Nightmarish is one way to begin to consider the recent tweet and Facebook post by Republican Dan Adamini, secretary of the Marquette County (Michigan) Republican Party. Adamini’s admonition that shooting unarmed students and protesters might be the “only solution” in response to the massive street protests that have taken place since the Electoral College victory of Donald Trump on November 8, 2016, and his inauguration as president on January 20, 2017. Additional protests have spontaneously taken place against the far-Right backdrop of his nominees for government posts, including protests against the racists, the militaristic, those infected with Islamophobia, the climate-change deniers, the Know Nothings, and those infected with Islamophobia.
Mr. Adamini tweeted “One bullet stops a lot of thuggery.” And his nefarious post was elaborated on in Facebook: “They do it because they know there are no consequences.”
On May 4, 1970, four unarmed students were murdered by Ohio National Guardsmen on the campus of Kent State University in Kent, Ohio. Nine other students were wounded, some very seriously among the crowd of protesters and others who were simply walking on the campus on that fateful day so many years ago. Adamini now says that he is “sorry” for his pair of incendiary posts (“Republican official Dan Adamini apologizes after calling for ‘another Kent State,’” The Christian Science Monitor, February 6, 2017).
Anyone serious about understanding the murders (if that is humanly possible) and wounding of college students at Kent State, and only a few days later at Jackson State in Mississippi, needs to pay close attention to the hate speech and violent speech that was used both in the lead-up to the shootings and in its terrible aftermath. Ronald Reagan, then Governor of California, later dubbed the “Great Communicator,” said that if it took a “bloodbath” to stop student protest, then the nation better get on with it. Richard Nixon called student protesters “bums,” a statement that grievously hurt slain student Allison Krause’s father, Arthur, who went on to become the heroic champion of the endless legal battles to secure some measure of relief for the surviving students and the families of the slain martyrs. And there was the Director of the FBI and moving force behind the illegal national intelligence program of protesters known as COINTELPRO, who said that the students had invited the lethal response by their protest. Finally, James Rhodes, then governor of Ohio, who used the infamous words “Brown Shirts” and “vigilantes” to describe student protesters at Kent State.

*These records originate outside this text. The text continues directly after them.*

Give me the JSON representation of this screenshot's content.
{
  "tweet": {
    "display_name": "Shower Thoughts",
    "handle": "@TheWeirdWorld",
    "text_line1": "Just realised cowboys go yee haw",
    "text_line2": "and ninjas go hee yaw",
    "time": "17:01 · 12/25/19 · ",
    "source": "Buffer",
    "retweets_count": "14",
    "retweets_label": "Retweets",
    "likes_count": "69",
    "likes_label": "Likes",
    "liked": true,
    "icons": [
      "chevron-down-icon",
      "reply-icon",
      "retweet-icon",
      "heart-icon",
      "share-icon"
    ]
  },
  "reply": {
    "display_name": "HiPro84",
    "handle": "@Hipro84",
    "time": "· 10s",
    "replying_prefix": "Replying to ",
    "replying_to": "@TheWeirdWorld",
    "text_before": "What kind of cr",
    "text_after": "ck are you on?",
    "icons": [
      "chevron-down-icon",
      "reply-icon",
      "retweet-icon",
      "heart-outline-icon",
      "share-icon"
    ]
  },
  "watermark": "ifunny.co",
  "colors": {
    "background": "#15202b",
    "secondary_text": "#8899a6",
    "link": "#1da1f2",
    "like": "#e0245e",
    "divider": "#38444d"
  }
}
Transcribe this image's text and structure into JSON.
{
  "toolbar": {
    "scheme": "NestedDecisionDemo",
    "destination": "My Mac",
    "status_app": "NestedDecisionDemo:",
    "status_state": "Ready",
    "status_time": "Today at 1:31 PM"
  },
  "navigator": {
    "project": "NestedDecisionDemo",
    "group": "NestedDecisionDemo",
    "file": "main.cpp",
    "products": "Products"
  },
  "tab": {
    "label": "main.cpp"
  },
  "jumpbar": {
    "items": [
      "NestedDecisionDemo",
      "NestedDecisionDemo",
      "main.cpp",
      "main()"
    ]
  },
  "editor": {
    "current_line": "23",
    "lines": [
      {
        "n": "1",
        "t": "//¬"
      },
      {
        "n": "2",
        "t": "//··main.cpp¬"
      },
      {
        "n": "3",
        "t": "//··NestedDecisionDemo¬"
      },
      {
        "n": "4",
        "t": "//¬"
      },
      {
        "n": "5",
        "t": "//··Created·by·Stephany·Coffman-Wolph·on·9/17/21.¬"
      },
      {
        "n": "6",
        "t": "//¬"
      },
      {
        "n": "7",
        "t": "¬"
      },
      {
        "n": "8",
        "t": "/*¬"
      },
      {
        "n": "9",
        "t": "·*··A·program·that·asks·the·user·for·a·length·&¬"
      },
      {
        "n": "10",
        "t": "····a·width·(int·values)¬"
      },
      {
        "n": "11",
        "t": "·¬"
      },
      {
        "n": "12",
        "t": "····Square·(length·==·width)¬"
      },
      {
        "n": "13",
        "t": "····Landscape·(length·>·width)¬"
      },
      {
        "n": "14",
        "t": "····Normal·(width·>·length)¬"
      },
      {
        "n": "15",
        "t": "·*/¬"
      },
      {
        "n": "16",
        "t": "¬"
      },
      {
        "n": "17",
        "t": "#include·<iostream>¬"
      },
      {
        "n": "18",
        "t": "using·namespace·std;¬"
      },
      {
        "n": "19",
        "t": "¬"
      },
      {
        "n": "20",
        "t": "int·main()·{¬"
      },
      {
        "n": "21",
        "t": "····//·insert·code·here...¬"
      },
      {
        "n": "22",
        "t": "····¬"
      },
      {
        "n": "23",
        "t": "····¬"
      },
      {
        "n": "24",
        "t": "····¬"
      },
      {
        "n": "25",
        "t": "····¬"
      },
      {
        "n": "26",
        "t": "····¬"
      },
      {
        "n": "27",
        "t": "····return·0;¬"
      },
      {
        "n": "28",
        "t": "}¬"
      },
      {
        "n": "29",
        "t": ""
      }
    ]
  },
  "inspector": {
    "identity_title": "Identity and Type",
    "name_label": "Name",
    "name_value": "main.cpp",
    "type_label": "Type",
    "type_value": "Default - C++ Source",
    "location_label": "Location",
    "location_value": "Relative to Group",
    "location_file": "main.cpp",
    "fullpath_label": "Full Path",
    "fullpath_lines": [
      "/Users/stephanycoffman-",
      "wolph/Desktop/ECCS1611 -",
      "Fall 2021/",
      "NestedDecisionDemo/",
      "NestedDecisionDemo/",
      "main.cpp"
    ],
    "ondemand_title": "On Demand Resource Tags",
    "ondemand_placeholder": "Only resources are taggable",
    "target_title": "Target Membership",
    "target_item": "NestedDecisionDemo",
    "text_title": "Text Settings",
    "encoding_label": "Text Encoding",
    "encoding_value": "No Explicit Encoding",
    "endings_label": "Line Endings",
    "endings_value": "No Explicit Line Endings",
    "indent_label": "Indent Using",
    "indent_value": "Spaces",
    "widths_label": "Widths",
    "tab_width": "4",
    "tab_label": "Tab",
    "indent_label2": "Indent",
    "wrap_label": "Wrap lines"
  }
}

The student protests at Kent State were in response to Richard Nixon’s military incursion into Cambodia that Nixon announced only a few days before the campus at Kent became the scene of vibrant protests in response to Nixon’s expansion of the Vietnam War to purportedly stop the flow of supplies to those military forces fighting to reunify both North and South Vietnam. Nixon had run on a platform of having a “secret plan” for peace in 1968, but that plan was in reality an expansion of the war.
A footnote to the history of protest to the Vietnam War in the U.S. and across the world was that protest did not stop as a result of the murders at Kent State and Jackson State, but protesters knew when they went out into the streets to counter the actions of the government, that the government would stop at nothing to achieve its nefarious objectives in that war. The current situation on the streets of the U.S. and around the world is a testament to those great heroes and martyrs who gave their lives and were wounded during those tumultuous days of so long ago. War will not stop protest, but increase the intent of protesters to stop war; the horrors of racism will inspire the best among the protest movement to take to the streets; targeting a specific religion or religions will be met by masses of people on the streets; misogyny will bring out millions of people to demand its end; grotesque and unfeeling caricature of disabled people will meet with strident protest; environmental destruction will be countered by those of goodwill and their protest will save this planet; schools will serve the needs of all students; the economy will meet the needs of all workers, not just the one or two percent of great wealth who have reaped lavish benefits since the tax system was turned on its head by the so-called “Great Communicator” over three decades ago.
On October 15, 1969, as part of the Moratorium to End the War in Vietnam, I marched with others and heard the late Allard Lowenstein, then a U.S. Representative from Long Island, New York, address a crowd of protesters on the Quadrangle at Brown University in Providence, Rhode Island. The Congressman warned that if peaceful protest wasn’t heard and acted upon by the Nixon administration, then more strident protests would take place. Perhaps history is indeed repeating itself.
Great challenges bring out great souls just as it did in May 1970. Threats by the ill-informed and those with evil intent will not stop those who have a vision of a newer world.
Howard Lisnoff is a freelance writer.